Das Riesengebirge ist eines der bedeutendsten Quellgebiet in ganz Mitteleuropa. Hier ist der Geburtsort der Elbe (Labe), hier entspringen auch ihre bedeutenden Nebenflüsse (Mummel und Aupa – Mumlava, Úpa). Der Riesengebirgskamm bildet die Wasserscheide zwischen Ost- und Nordsee. Die in tiefen Tälern eingeschnittenen Flussbetten zieren häufig hübsche Wasserfälle (Elbfall, Pantschenfall – Labský u. Pančavský vovopád).Die Flussbetten weisen typische „Riesentöpfe“ (Strudellöcher) auf, die durch Wassererosion entstehen. Bemerkenswert sind auch die Wildbachverbauungen und -regulierungen an einigen Flüssen und Wildbächen, die mancherorts für die Holzschwemme erbaut wurden und anderswo als Hochwasser- und Erosionsschutz dienten und bis heute dienen. Auch die Elbtalsperre ist ein wasserwirtschaftliches Rückhaltebecken, das zum Hochwasserschutz dient. Natürliche stehende Gewässer gibt es in Form kleinerer Moorseen und -tümpel, die ins internationale Verzeichnis geschützter Feuchtgebiete aufgenommen wurden.

Klima

Das Riesengebirgsklima ist recht rau und wechselhaft, ja das Riesengebirge gehört zu den kühlsten, windigsten und regenreichsten Gebieten Tschechiens.

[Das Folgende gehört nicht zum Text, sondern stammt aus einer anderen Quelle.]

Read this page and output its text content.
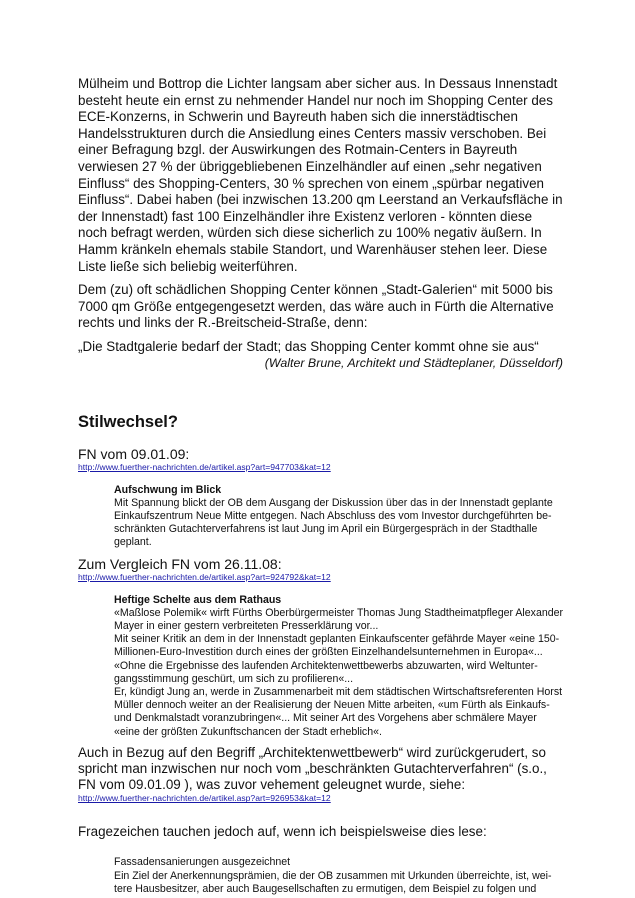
Mülheim und Bottrop die Lichter langsam aber sicher aus. In Dessaus Innenstadt besteht heute ein ernst zu nehmender Handel nur noch im Shopping Center des ECE-Konzerns, in Schwerin und Bayreuth haben sich die innerstädtischen Handelsstrukturen durch die Ansiedlung eines Centers massiv verschoben. Bei einer Befragung bzgl. der Auswirkungen des Rotmain-Centers in Bayreuth verwiesen 27 % der übriggebliebenen Einzelhändler auf einen „sehr negativen Einfluss“ des Shopping-Centers, 30 % sprechen von einem „spürbar negativen Einfluss“. Dabei haben (bei inzwischen 13.200 qm Leerstand an Verkaufsfläche in der Innenstadt) fast 100 Einzelhändler ihre Existenz verloren - könnten diese noch befragt werden, würden sich diese sicherlich zu 100% negativ äußern. In Hamm kränkeln ehemals stabile Standort, und Warenhäuser stehen leer. Diese Liste ließe sich beliebig weiterführen.

Dem (zu) oft schädlichen Shopping Center können „Stadt-Galerien“ mit 5000 bis 7000 qm Größe entgegengesetzt werden, das wäre auch in Fürth die Alternative rechts und links der R.-Breitscheid-Straße, denn:

„Die Stadtgalerie bedarf der Stadt; das Shopping Center kommt ohne sie aus“

(Walter Brune, Architekt und Städteplaner, Düsseldorf)

Stilwechsel?

FN vom 09.01.09:

http://www.fuerther-nachrichten.de/artikel.asp?art=947703&kat=12
Aufschwung im Blick

Mit Spannung blickt der OB dem Ausgang der Diskussion über das in der Innenstadt geplante Einkaufszentrum Neue Mitte entgegen. Nach Abschluss des vom Investor durchgeführten beschränkten Gutachterverfahrens ist laut Jung im April ein Bürgergespräch in der Stadthalle geplant.

Zum Vergleich FN vom 26.11.08:

http://www.fuerther-nachrichten.de/artikel.asp?art=924792&kat=12
Heftige Schelte aus dem Rathaus

«Maßlose Polemik« wirft Fürths Oberbürgermeister Thomas Jung Stadtheimatpfleger Alexander Mayer in einer gestern verbreiteten Presserklärung vor...

Mit seiner Kritik an dem in der Innenstadt geplanten Einkaufscenter gefährde Mayer «eine 150-Millionen-Euro-Investition durch eines der größten Einzelhandelsunternehmen in Europa«...

«Ohne die Ergebnisse des laufenden Architektenwettbewerbs abzuwarten, wird Weltuntergangsstimmung geschürt, um sich zu profilieren«...

Er, kündigt Jung an, werde in Zusammenarbeit mit dem städtischen Wirtschaftsreferenten Horst Müller dennoch weiter an der Realisierung der Neuen Mitte arbeiten, «um Fürth als Einkaufs- und Denkmalstadt voranzubringen«... Mit seiner Art des Vorgehens aber schmälere Mayer «eine der größten Zukunftschancen der Stadt erheblich«.

Auch in Bezug auf den Begriff „Architektenwettbewerb“ wird zurückgerudert, so spricht man inzwischen nur noch vom „beschränkten Gutachterverfahren“ (s.o., FN vom 09.01.09 ), was zuvor vehement geleugnet wurde, siehe:

http://www.fuerther-nachrichten.de/artikel.asp?art=926953&kat=12

Fragezeichen tauchen jedoch auf, wenn ich beispielsweise dies lese:

Fassadensanierungen ausgezeichnet

Ein Ziel der Anerkennungsprämien, die der OB zusammen mit Urkunden überreichte, ist, weitere Hausbesitzer, aber auch Baugesellschaften zu ermutigen, dem Beispiel zu folgen und
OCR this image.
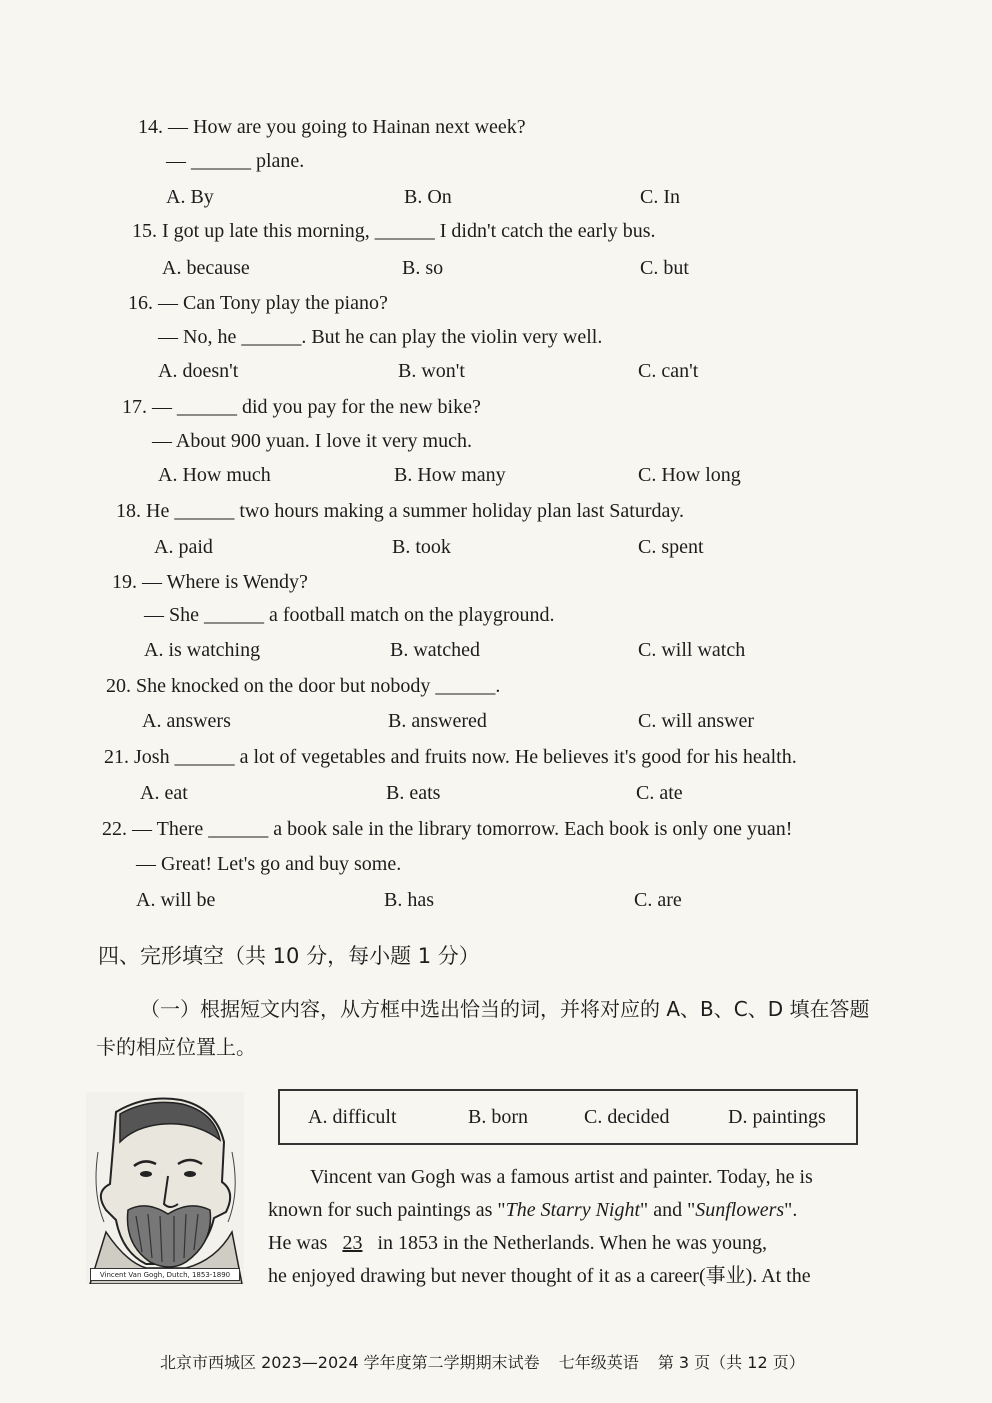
14. — How are you going to Hainan next week?
— ______ plane.
A. By	B. On	C. In
15. I got up late this morning, ______ I didn't catch the early bus.
A. because	B. so	C. but
16. — Can Tony play the piano?
— No, he ______. But he can play the violin very well.
A. doesn't	B. won't	C. can't
17. — ______ did you pay for the new bike?
— About 900 yuan. I love it very much.
A. How much	B. How many	C. How long
18. He ______ two hours making a summer holiday plan last Saturday.
A. paid	B. took	C. spent
19. — Where is Wendy?
— She ______ a football match on the playground.
A. is watching	B. watched	C. will watch
20. She knocked on the door but nobody ______.
A. answers	B. answered	C. will answer
21. Josh ______ a lot of vegetables and fruits now. He believes it's good for his health.
A. eat	B. eats	C. ate
22. — There ______ a book sale in the library tomorrow. Each book is only one yuan!
— Great! Let's go and buy some.
A. will be	B. has	C. are
四、完形填空（共 10 分，每小题 1 分）
（一）根据短文内容，从方框中选出恰当的词，并将对应的 A、B、C、D 填在答题卡的相应位置上。
Vincent Van Gogh, Dutch, 1853-1890
A. difficult	B. born	C. decided	D. paintings
Vincent van Gogh was a famous artist and painter. Today, he is
known for such paintings as "The Starry Night" and "Sunflowers".
He was 23 in 1853 in the Netherlands. When he was young,
he enjoyed drawing but never thought of it as a career(事业). At the
北京市西城区 2023—2024 学年度第二学期期末试卷 七年级英语 第 3 页（共 12 页）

Die mittlere Jahreslufttemperatur auf der Schneekoppe beträgt nur 0,2 °C. Das ganze Gebirge beherrschen feuchte und kalte Luftströmungen von der Nordsee und vom Atlantik. Hier wirken sog. anemo-orografische Systeme, infolge derer diese vorherrschenden Windströmungen über die Hochebenen in die im Windschatten liegenden Kare (Gruben) fallen. Eine häufige und attraktive klimatische Erscheinungsform im Riesengebirge – namentlich in den Herbst- und Wintermonaten – sind sog. Inversions- bzw. Temperaturumkehrsituationen, bei denen auf den Kämmen warmes und wolkenloses Wetter herrscht und die Täler in dichten Nebel gehüllt sind.